Contributed Photo/Courtesy DPS: Anthony Ray Montano is attended to by paramedics after his car was severely damaged in a crash on U.S. Highway 191. Authorities report Montano showed signs of drug impairment.
By Jon Johnson
GRAHAM COUNTY – A man reportedly under the influence of drugs crossed into oncoming traffic during his commute home to Safford on U.S. Highway 191 North on Monday and collided with a semi truck hauling a molten sulphur container, which is used to make sulphuric acid.
The crash, which took place just less than two miles north of the intersection with U.S. Highway 70, was reportedly due to driver fatigue and driving while impaired.
According to a report from the Arizona Department of Public Safety, the alleged impaired driver, Anthony Ray Montano, 47, of Safford, will be charged with DUI, DUI-drug, possession of a dangerous drug, and possession of a narcotic drug.
Montano was badly injured in the crash and suffered, among other injuries, a compound fracture to his ankle/leg and a broken elbow with a laceration. He was initially transported by Lifeline Ambulance to Mt. Graham Regional Medical Center and then was airlifted to a Tucson hospital for further treatment.
Montano was southbound in a grey, 2009 Chevy Malibu at about 6:25 p.m. when he reportedly crossed over the center line and into the lane of a northbound semi-truck from Savage trucking, driven by Mark Leon McNeil, 63, of Safford. The semi-truck was hauling a molten sulphur container, but it was empty at the time of the crash.
McNeil advised that he moved over to the shoulder as much as he could to avoid a collision, but the Malibu hit the steps off his driver’s side door and then proceeded to slam into the semi-truck’s outer wheels.
Montano allegedly told a DPS officer that he fell asleep while driving and didn’t remember anything after that.
The collision severely damaged the front end of the Malibu, which ended up back over the southern lane and into the desert. McNeil was not injured in the collision and managed to guide the semi-truck onto the northbound lane’s shoulder.

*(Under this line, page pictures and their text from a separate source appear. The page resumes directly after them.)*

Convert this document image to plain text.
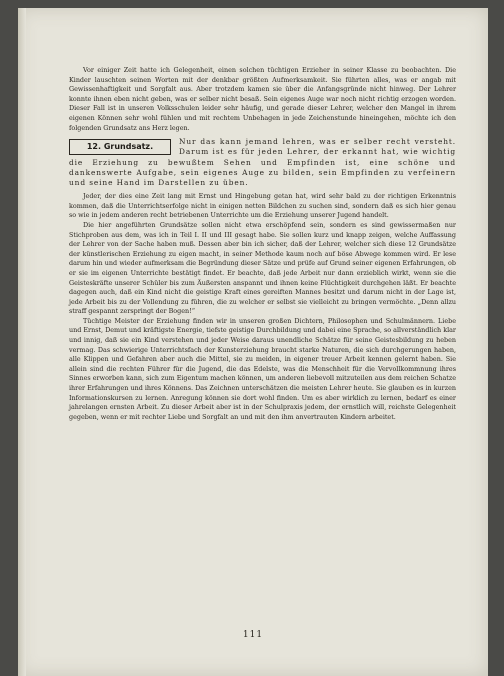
Vor einiger Zeit hatte ich Gelegenheit, einen solchen tüchtigen Erzieher in seiner Klasse zu beobachten. Die Kinder lauschten seinen Worten mit der denkbar größten Aufmerksamkeit. Sie führten alles, was er angab mit Gewissenhaftigkeit und Sorgfalt aus. Aber trotzdem kamen sie über die Anfangsgründe nicht hinweg. Der Lehrer konnte ihnen eben nicht geben, was er selber nicht besaß. Sein eigenes Auge war noch nicht richtig erzogen worden. Dieser Fall ist in unseren Volksschulen leider sehr häufig, und gerade dieser Lehrer, welcher den Mangel in ihrem eigenen Können sehr wohl fühlen und mit rechtem Unbehagen in jede Zeichenstunde hineingehen, möchte ich den folgenden Grundsatz ans Herz legen.

12. Grundsatz.

Nur das kann jemand lehren, was er selber recht versteht. Darum ist es für jeden Lehrer, der erkannt hat, wie wichtig die Erziehung zu bewußtem Sehen und Empfinden ist, eine schöne und dankenswerte Aufgabe, sein eigenes Auge zu bilden, sein Empfinden zu verfeinern und seine Hand im Darstellen zu üben.

Jeder, der dies eine Zeit lang mit Ernst und Hingebung getan hat, wird sehr bald zu der richtigen Erkenntnis kommen, daß die Unterrichtserfolge nicht in einigen netten Bildchen zu suchen sind, sondern daß es sich hier genau so wie in jedem anderen recht betriebenen Unterrichte um die Erziehung unserer Jugend handelt.

Die hier angeführten Grundsätze sollen nicht etwa erschöpfend sein, sondern es sind gewissermaßen nur Stichproben aus dem, was ich in Teil I. II und III gesagt habe. Sie sollen kurz und knapp zeigen, welche Auffassung der Lehrer von der Sache haben muß. Dessen aber bin ich sicher, daß der Lehrer, welcher sich diese 12 Grundsätze der künstlerischen Erziehung zu eigen macht, in seiner Methode kaum noch auf böse Abwege kommen wird. Er lese darum hin und wieder aufmerksam die Begründung dieser Sätze und prüfe auf Grund seiner eigenen Erfahrungen, ob er sie im eigenen Unterrichte bestätigt findet. Er beachte, daß jede Arbeit nur dann erzieblich wirkt, wenn sie die Geisteskräfte unserer Schüler bis zum Äußersten anspannt und ihnen keine Flüchtigkeit durchgehen läßt. Er beachte dagegen auch, daß ein Kind nicht die geistige Kraft eines gereiften Mannes besitzt und darum nicht in der Lage ist, jede Arbeit bis zu der Vollendung zu führen, die zu welcher er selbst sie vielleicht zu bringen vermöchte. „Denn allzu straff gespannt zerspringt der Bogen!“

Tüchtige Meister der Erziehung finden wir in unseren großen Dichtern, Philosophen und Schulmännern. Liebe und Ernst, Demut und kräftigste Energie, tiefste geistige Durchbildung und dabei eine Sprache, so allverständlich klar und innig, daß sie ein Kind verstehen und jeder Weise daraus unendliche Schätze für seine Geistesbildung zu heben vermag. Das schwierige Unterrichtsfach der Kunsterziehung braucht starke Naturen, die sich durchgerungen haben, alle Klippen und Gefahren aber auch die Mittel, sie zu meiden, in eigener treuer Arbeit kennen gelernt haben. Sie allein sind die rechten Führer für die Jugend, die das Edelste, was die Menschheit für die Vervollkommnung ihres Sinnes erworben kann, sich zum Eigentum machen können, um anderen liebevoll mitzuteilen aus dem reichen Schatze ihrer Erfahrungen und ihres Könnens. Das Zeichnen unterschätzen die meisten Lehrer heute. Sie glauben es in kurzen Informationskursen zu lernen. Anregung können sie dort wohl finden. Um es aber wirklich zu lernen, bedarf es einer jahrelangen ernsten Arbeit. Zu dieser Arbeit aber ist in der Schulpraxis jedem, der ernstlich will, reichste Gelegenheit gegeben, wenn er mit rechter Liebe und Sorgfalt an und mit den ihm anvertrauten Kindern arbeitet.

111
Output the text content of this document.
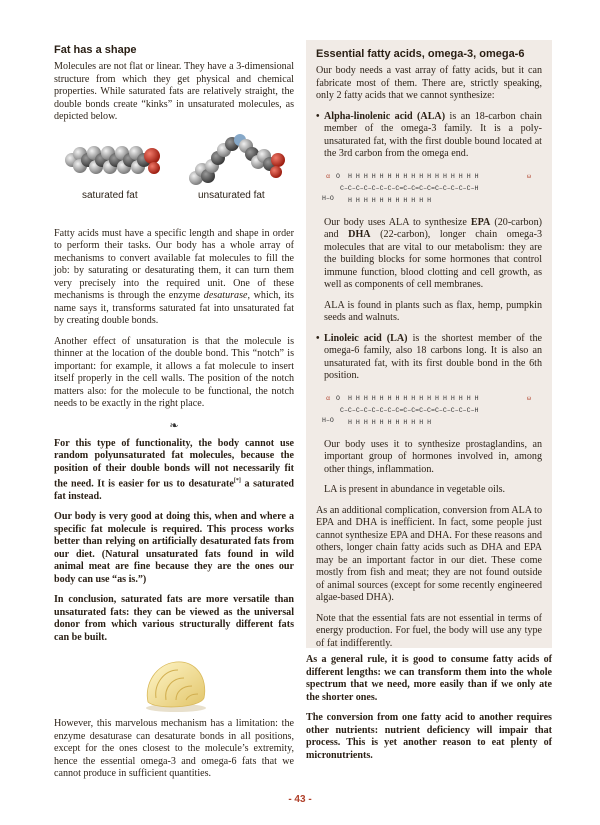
Fat has a shape

Molecules are not flat or linear. They have a 3-dimensional structure from which they get physical and chemical properties. While saturated fats are relatively straight, the double bonds create “kinks” in unsaturated molecules, as depicted below.

saturated fat	unsaturated fat

Fatty acids must have a specific length and shape in order to perform their tasks. Our body has a whole array of mechanisms to convert available fat molecules to fill the job: by saturating or desaturating them, it can turn them very precisely into the required unit. One of these mechanisms is through the enzyme desaturase, which, its name says it, transforms saturated fat into unsaturated fat by creating double bonds.

Another effect of unsaturation is that the molecule is thinner at the location of the double bond. This “notch” is important: for example, it allows a fat molecule to insert itself properly in the cell walls. The position of the notch matters also: for the molecule to be functional, the notch needs to be exactly in the right place.

❧

For this type of functionality, the body cannot use random polyunsaturated fat molecules, because the position of their double bonds will not necessarily fit the need. It is easier for us to desaturate[*] a saturated fat instead.

Our body is very good at doing this, when and where a specific fat molecule is required. This process works better than relying on artificially desaturated fats from our diet. (Natural unsaturated fats found in wild animal meat are fine because they are the ones our body can use “as is.”)

In conclusion, saturated fats are more versatile than unsaturated fats: they can be viewed as the universal donor from which various structurally different fats can be built.

However, this marvelous mechanism has a limitation: the enzyme desaturase can desaturate bonds in all positions, except for the ones closest to the molecule’s extremity, hence the essential omega-3 and omega-6 fats that we cannot produce in sufficient quantities.

Essential fatty acids, omega-3, omega-6

Our body needs a vast array of fatty acids, but it can fabricate most of them. There are, strictly speaking, only 2 fatty acids that we cannot synthesize:

• Alpha-linolenic acid (ALA) is an 18-carbon chain member of the omega-3 family. It is a poly-unsaturated fat, with the first double bound located at the 3rd carbon from the omega end.

α	ω
O H H H H H H H H H H H H H H H H H
C–C–C–C–C–C–C–C=C–C=C–C=C–C–C–C–C–H
H–O H H H H H H H H H H H

Our body uses ALA to synthesize EPA (20-carbon) and DHA (22-carbon), longer chain omega-3 molecules that are vital to our metabolism: they are the building blocks for some hormones that control immune function, blood clotting and cell growth, as well as components of cell membranes.

ALA is found in plants such as flax, hemp, pumpkin seeds and walnuts.

• Linoleic acid (LA) is the shortest member of the omega-6 family, also 18 carbons long. It is also an unsaturated fat, with its first double bond in the 6th position.

α	ω
O H H H H H H H H H H H H H H H H H
C–C–C–C–C–C–C–C=C–C=C–C=C–C–C–C–C–H
H–O H H H H H H H H H H H

Our body uses it to synthesize prostaglandins, an important group of hormones involved in, among other things, inflammation.

LA is present in abundance in vegetable oils.

As an additional complication, conversion from ALA to EPA and DHA is inefficient. In fact, some people just cannot synthesize EPA and DHA. For these reasons and others, longer chain fatty acids such as DHA and EPA may be an important factor in our diet. These come mostly from fish and meat; they are not found outside of animal sources (except for some recently engineered algae-based DHA).

Note that the essential fats are not essential in terms of energy production. For fuel, the body will use any type of fat indifferently.

As a general rule, it is good to consume fatty acids of different lengths: we can transform them into the whole spectrum that we need, more easily than if we only ate the shorter ones.

The conversion from one fatty acid to another requires other nutrients: nutrient deficiency will impair that process. This is yet another reason to eat plenty of micronutrients.

- 43 -
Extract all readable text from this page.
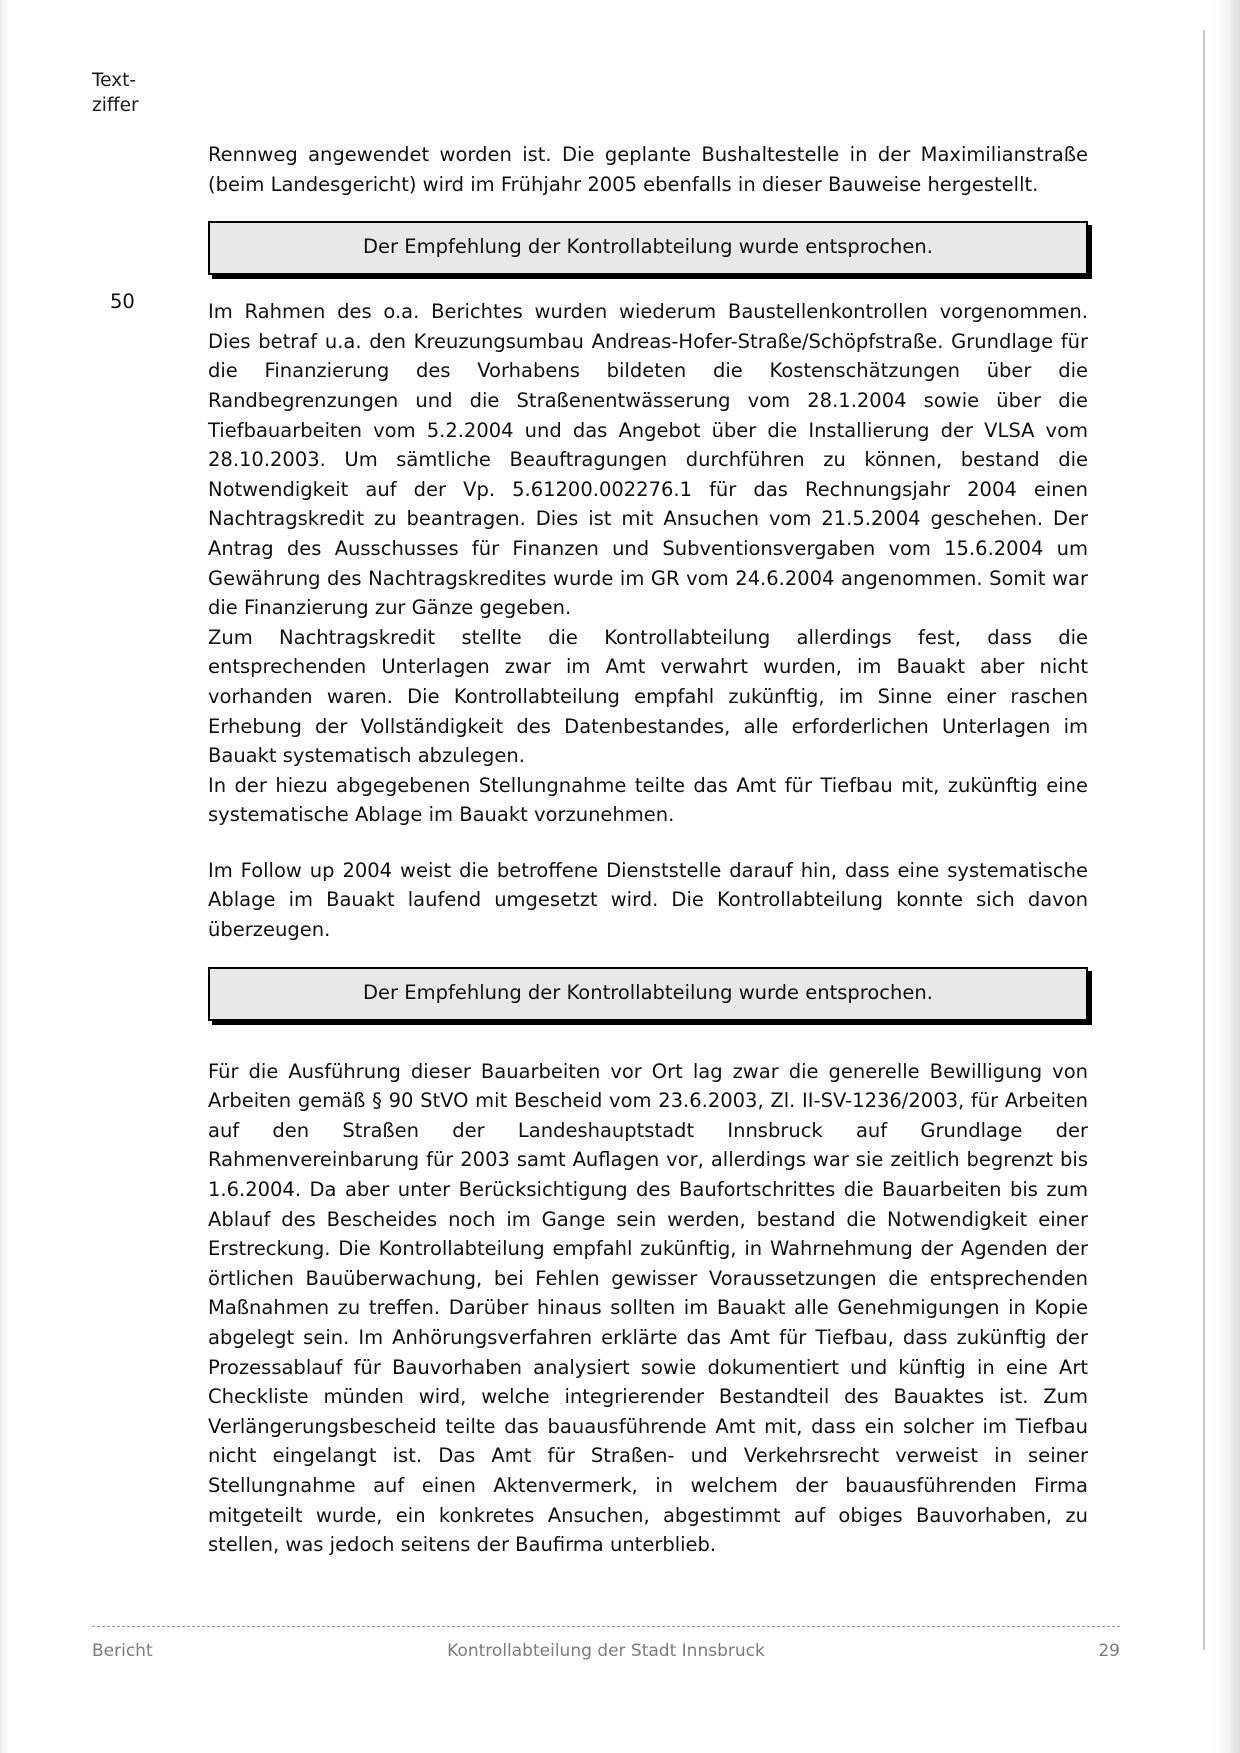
Text-
ziffer
50

Rennweg angewendet worden ist. Die geplante Bushaltestelle in der Maximilianstraße (beim Landesgericht) wird im Frühjahr 2005 ebenfalls in dieser Bauweise hergestellt.

Der Empfehlung der Kontrollabteilung wurde entsprochen.

Im Rahmen des o.a. Berichtes wurden wiederum Baustellenkontrollen vorgenommen. Dies betraf u.a. den Kreuzungsumbau Andreas-Hofer-Straße/Schöpfstraße. Grundlage für die Finanzierung des Vorhabens bildeten die Kostenschätzungen über die Randbegrenzungen und die Straßenentwässerung vom 28.1.2004 sowie über die Tiefbauarbeiten vom 5.2.2004 und das Angebot über die Installierung der VLSA vom 28.10.2003. Um sämtliche Beauftragungen durchführen zu können, bestand die Notwendigkeit auf der Vp. 5.61200.002276.1 für das Rechnungsjahr 2004 einen Nachtragskredit zu beantragen. Dies ist mit Ansuchen vom 21.5.2004 geschehen. Der Antrag des Ausschusses für Finanzen und Subventionsvergaben vom 15.6.2004 um Gewährung des Nachtragskredites wurde im GR vom 24.6.2004 angenommen. Somit war die Finanzierung zur Gänze gegeben.

Zum Nachtragskredit stellte die Kontrollabteilung allerdings fest, dass die entsprechenden Unterlagen zwar im Amt verwahrt wurden, im Bauakt aber nicht vorhanden waren. Die Kontrollabteilung empfahl zukünftig, im Sinne einer raschen Erhebung der Vollständigkeit des Datenbestandes, alle erforderlichen Unterlagen im Bauakt systematisch abzulegen.

In der hiezu abgegebenen Stellungnahme teilte das Amt für Tiefbau mit, zukünftig eine systematische Ablage im Bauakt vorzunehmen.

Im Follow up 2004 weist die betroffene Dienststelle darauf hin, dass eine systematische Ablage im Bauakt laufend umgesetzt wird. Die Kontrollabteilung konnte sich davon überzeugen.

Der Empfehlung der Kontrollabteilung wurde entsprochen.

Für die Ausführung dieser Bauarbeiten vor Ort lag zwar die generelle Bewilligung von Arbeiten gemäß § 90 StVO mit Bescheid vom 23.6.2003, Zl. II-SV-1236/2003, für Arbeiten auf den Straßen der Landeshauptstadt Innsbruck auf Grundlage der Rahmenvereinbarung für 2003 samt Auflagen vor, allerdings war sie zeitlich begrenzt bis 1.6.2004. Da aber unter Berücksichtigung des Baufortschrittes die Bauarbeiten bis zum Ablauf des Bescheides noch im Gange sein werden, bestand die Notwendigkeit einer Erstreckung. Die Kontrollabteilung empfahl zukünftig, in Wahrnehmung der Agenden der örtlichen Bauüberwachung, bei Fehlen gewisser Voraussetzungen die entsprechenden Maßnahmen zu treffen. Darüber hinaus sollten im Bauakt alle Genehmigungen in Kopie abgelegt sein. Im Anhörungsverfahren erklärte das Amt für Tiefbau, dass zukünftig der Prozessablauf für Bauvorhaben analysiert sowie dokumentiert und künftig in eine Art Checkliste münden wird, welche integrierender Bestandteil des Bauaktes ist. Zum Verlängerungsbescheid teilte das bauausführende Amt mit, dass ein solcher im Tiefbau nicht eingelangt ist. Das Amt für Straßen- und Verkehrsrecht verweist in seiner Stellungnahme auf einen Aktenvermerk, in welchem der bauausführenden Firma mitgeteilt wurde, ein konkretes Ansuchen, abgestimmt auf obiges Bauvorhaben, zu stellen, was jedoch seitens der Baufirma unterblieb.

Bericht	Kontrollabteilung der Stadt Innsbruck	29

As paramedics attended to Montano, a DPS officer noticed he showed signs of being impaired by drug use. A quantity of methamphetamine and concentrated cannabis called “dabs” or “wax” was located in Montano’s possession. The cannabis was packaged as being sold in a medical marijuana dispensary, but currently, the law that officers are adhering to classifies the concentrated marijuana with a very high tetrahydrocannabinol (THC) content as a narcotic drug.
Since both vehicles were off the roadway, the highway remained open during the investigation and recovery of the vehicles. Nutcracker Towing out of Pima removed Montano’s car, and Nuttall’s Towing out of Safford did the heavy lifting and removed the semi-truck and trailer from the scene.
The Graham County Sheriff’s Office and Arizona Department of Transportation assisted DPS at the crash site.
This article was updated at 12:12 p.m. to correct that the semi-truck’s container is for transporting molten sulphur and not sulphuric acid. Molten sulphur is used to make sulphuric acid and is water soluable.